Só instâncias judiciais temos quatro, ainda outra jabuticaba. Aqui, bandido com muito dinheiro (mesmo que produto de roubo) pode utilizar parte do furto para percorrer as quatro instâncias, chegando ao STF, com numerosos recursos protelatórios à disposição, o que leva o crime à prescrição, ou defere o julgamento final para as calendas gregas, aquelas datas que nunca chegam.

Sumarizando: em 2019, o Judiciário brasileiro custava aos contribuintes 1,5% do PIB. Nos Estados Unidos, o Judiciário custa em torno de 0,15% do PIB; na Itália, 0,19%; e na Alemanha, 0,32%. Em média, as despesas judiciárias nos países da Organização para a Cooperação e Desenvolvimento Econômico (OCDE) chegam a apenas 0,5% do PIB. Esta absurda diferença talvez até se justifique, dado que países como os Estados Unidos, Alemanha e França são muito pobres, comparados ao Brasil...

Bandido endinheirado, no Brasil, tem a absoluta certeza de que nunca pagará por seus crimes; o STF está aí para garantir a impunidade de corruptos endinheirados.
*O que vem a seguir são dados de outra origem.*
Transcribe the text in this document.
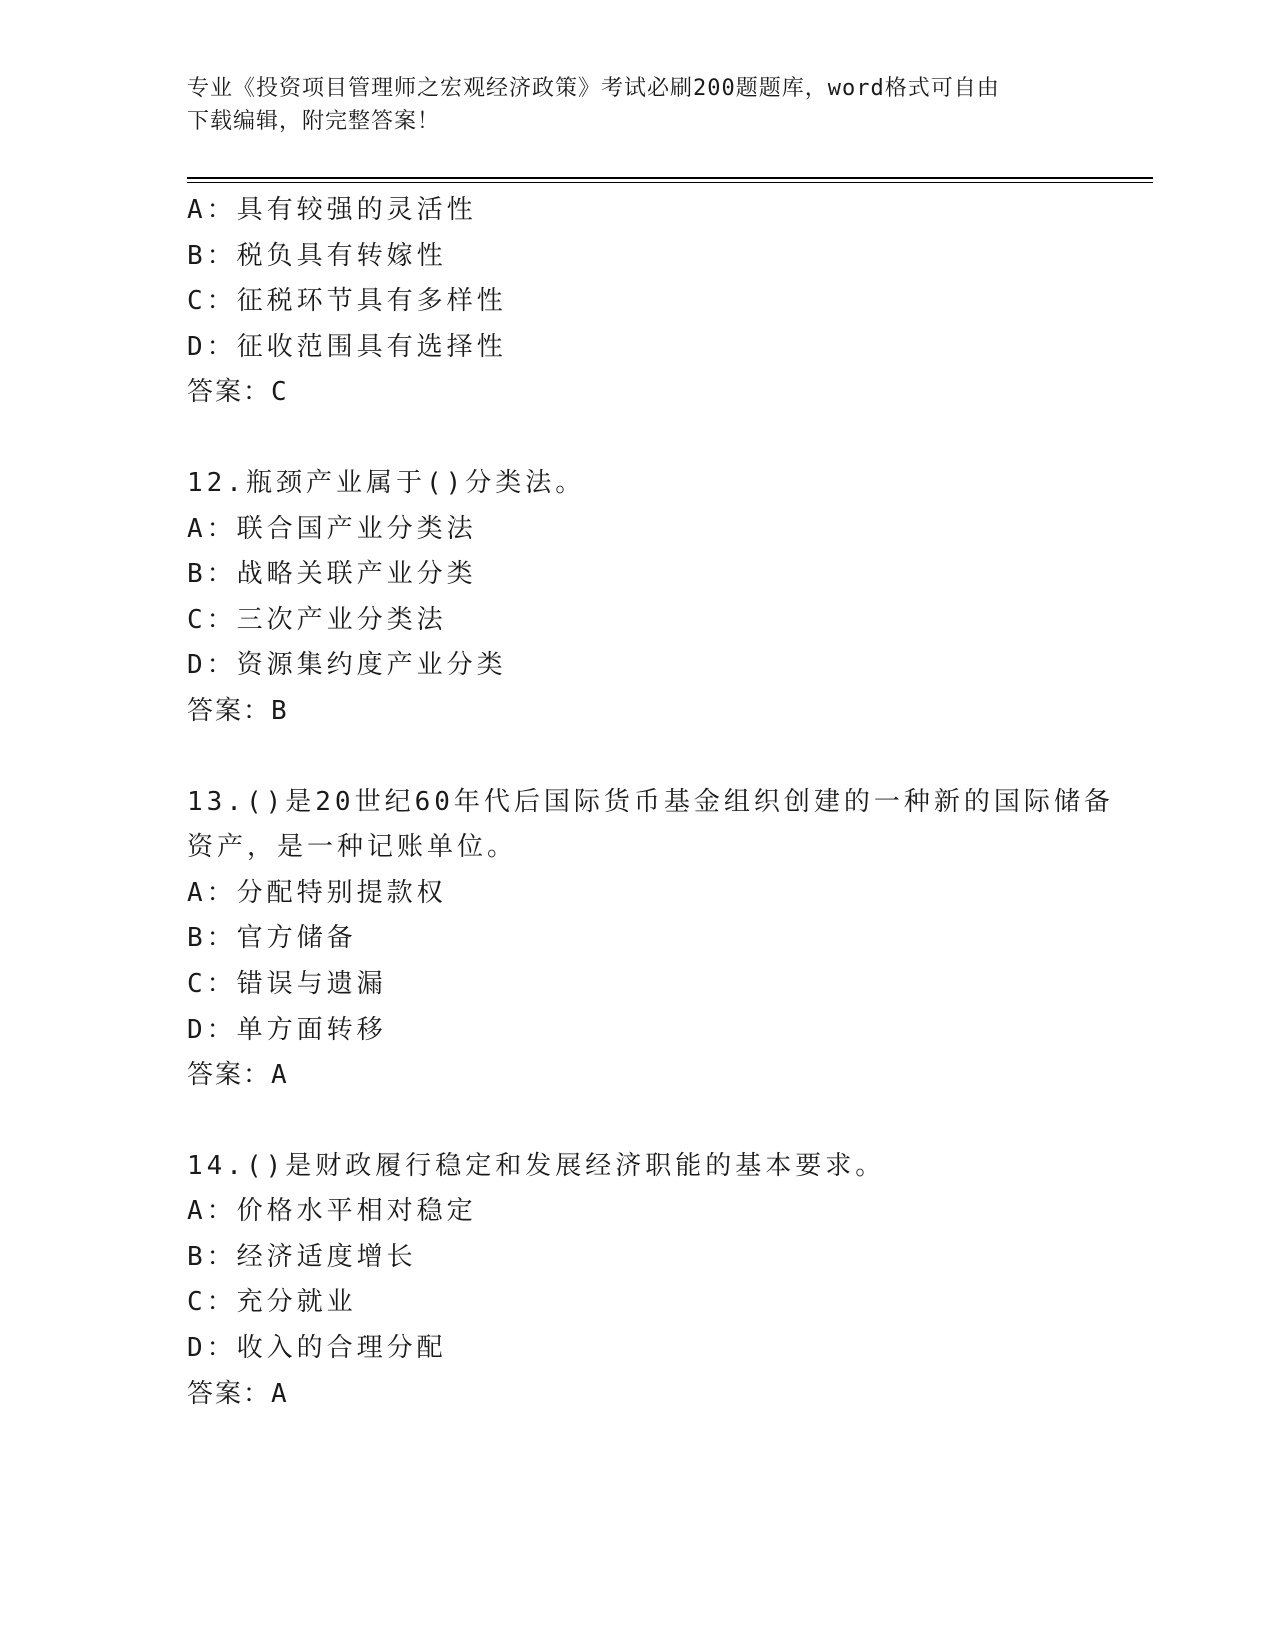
专业《投资项目管理师之宏观经济政策》考试必刷200题题库，word格式可自由
下载编辑，附完整答案！
A：具有较强的灵活性
B：税负具有转嫁性
C：征税环节具有多样性
D：征收范围具有选择性
答案：C
12.瓶颈产业属于()分类法。
A：联合国产业分类法
B：战略关联产业分类
C：三次产业分类法
D：资源集约度产业分类
答案：B
13.()是20世纪60年代后国际货币基金组织创建的一种新的国际储备
资产，是一种记账单位。
A：分配特别提款权
B：官方储备
C：错误与遗漏
D：单方面转移
答案：A
14.()是财政履行稳定和发展经济职能的基本要求。
A：价格水平相对稳定
B：经济适度增长
C：充分就业
D：收入的合理分配
答案：A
Os exemplos são inúmeros: Lula, Zé Dirceu, Antonio Palocci, Delúbio Soares, Alberto Youssef, Eduardo Cunha, João Vaccari Neto, Leo Pinheiro, Marcelo Odebrecht etc.

Uma única vez concordei com Gilmar Mendes, o mais destacado e mortal inimigo das instituições de combate à corrupção do Brasil. Na época, ele era chefe da Advocacia-Geral da União de FHC e colecionava derrotas no STF. Cada vez que perdia, convocava a imprensa e vomitava bílis à frente das câmaras. Numa dessas ele declarou que “o Brasil era um manicômio judiciário”. Tempos depois, talvez para se vingar das derrotas sofridas (Freud explica!), FHC indicou Gilmar ao Supremo. Fez um grande mal à Justiça! A nação honrada jamais esquecerá esta injúria que FHC fez ao Brasil. A partir da chegada de Gilmar Mendes ao STF, o que já parecia mesmo um manicômio judiciário não deixou mais dúvidas, graças à sua contribuição definitiva à loucura judicial brasileira. Depois disso, jamais concordei com este ministro/empresário, sistemático libertador de bandidos de alto coturno.

José J. de Espíndola é engenheiro mecânico, mestre em Ciências em Engenharia, Ph.D. pela Universidade de Southampton (Inglaterra), doutor honoris causa pela UFPR e professor titular aposentado da UFSC.